By EARYEL BOWLEG
Tribune Staff Reporter
ebowleg@tribunemedia.net
LONG lines at the Registrar General Department may start disappearing soon as the department launches a digital platform today letting residents incorporate new companies, file corporate documents, pay annual fees and obtain certified copies of corporate documents from home without physically visiting the department.
Attorney General Ryan Pinder also revealed yesterday that after the launch of this Corporate Administrative Registry Services (CARS) portal, the department will immediately begin digitising the civil registry, letting people obtain certified copies of birth, death, marriage records and other recorded documents without visiting the department. He said the new civil registry platform is expected to be launched by the end of this year.
“Gone will be the days of having to line up outside in the elements to file registrations and get documents,” he said.
Mr Pinder said the business community will appreciate CARS, “the culmination of years of work in development, data integrity projects and data migration”.
He also said the government will pass legislation splitting the Registrar General into a Registrar of Companies and a Registrar of Records in the coming months.
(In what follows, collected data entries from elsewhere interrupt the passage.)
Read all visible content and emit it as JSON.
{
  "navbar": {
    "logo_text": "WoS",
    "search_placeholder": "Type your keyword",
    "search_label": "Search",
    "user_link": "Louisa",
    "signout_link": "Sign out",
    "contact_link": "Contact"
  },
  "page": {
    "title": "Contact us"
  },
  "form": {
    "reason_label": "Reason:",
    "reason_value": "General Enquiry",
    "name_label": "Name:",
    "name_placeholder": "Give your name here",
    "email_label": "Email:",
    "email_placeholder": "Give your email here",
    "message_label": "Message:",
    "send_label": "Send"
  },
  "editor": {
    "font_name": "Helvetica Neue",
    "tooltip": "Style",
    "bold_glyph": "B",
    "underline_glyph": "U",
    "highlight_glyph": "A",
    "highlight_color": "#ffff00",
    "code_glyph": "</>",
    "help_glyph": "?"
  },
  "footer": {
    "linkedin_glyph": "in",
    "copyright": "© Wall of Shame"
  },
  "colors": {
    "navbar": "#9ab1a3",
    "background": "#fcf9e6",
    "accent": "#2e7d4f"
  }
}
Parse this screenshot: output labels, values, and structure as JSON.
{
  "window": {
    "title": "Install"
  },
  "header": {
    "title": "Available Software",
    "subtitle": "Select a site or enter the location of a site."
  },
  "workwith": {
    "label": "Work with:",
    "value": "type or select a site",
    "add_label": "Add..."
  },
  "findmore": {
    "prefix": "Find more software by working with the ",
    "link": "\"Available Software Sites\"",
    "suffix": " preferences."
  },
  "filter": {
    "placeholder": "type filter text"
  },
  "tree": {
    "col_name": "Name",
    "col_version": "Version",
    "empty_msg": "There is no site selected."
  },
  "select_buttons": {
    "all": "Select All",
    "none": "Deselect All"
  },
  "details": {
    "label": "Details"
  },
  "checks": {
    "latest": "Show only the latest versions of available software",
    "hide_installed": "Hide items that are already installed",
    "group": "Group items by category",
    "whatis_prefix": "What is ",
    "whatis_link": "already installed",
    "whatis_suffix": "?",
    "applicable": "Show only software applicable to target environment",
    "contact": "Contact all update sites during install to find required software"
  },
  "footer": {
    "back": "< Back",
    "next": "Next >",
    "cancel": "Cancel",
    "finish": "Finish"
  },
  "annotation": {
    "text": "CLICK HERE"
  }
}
“As part of this civil registry modernisation, we will pass the Movable Property Security Interests Bill and launch a moveable assets and collateral registry,” he said in the Senate yesterday. “We will table this legislation before the summer recess for all to see over the summer, and it will be integrated into the new digital civil platform that we’re developing now.”
He said the movable asset collateral registry will “revolutionise access” to capital for small and medium-sized businesses.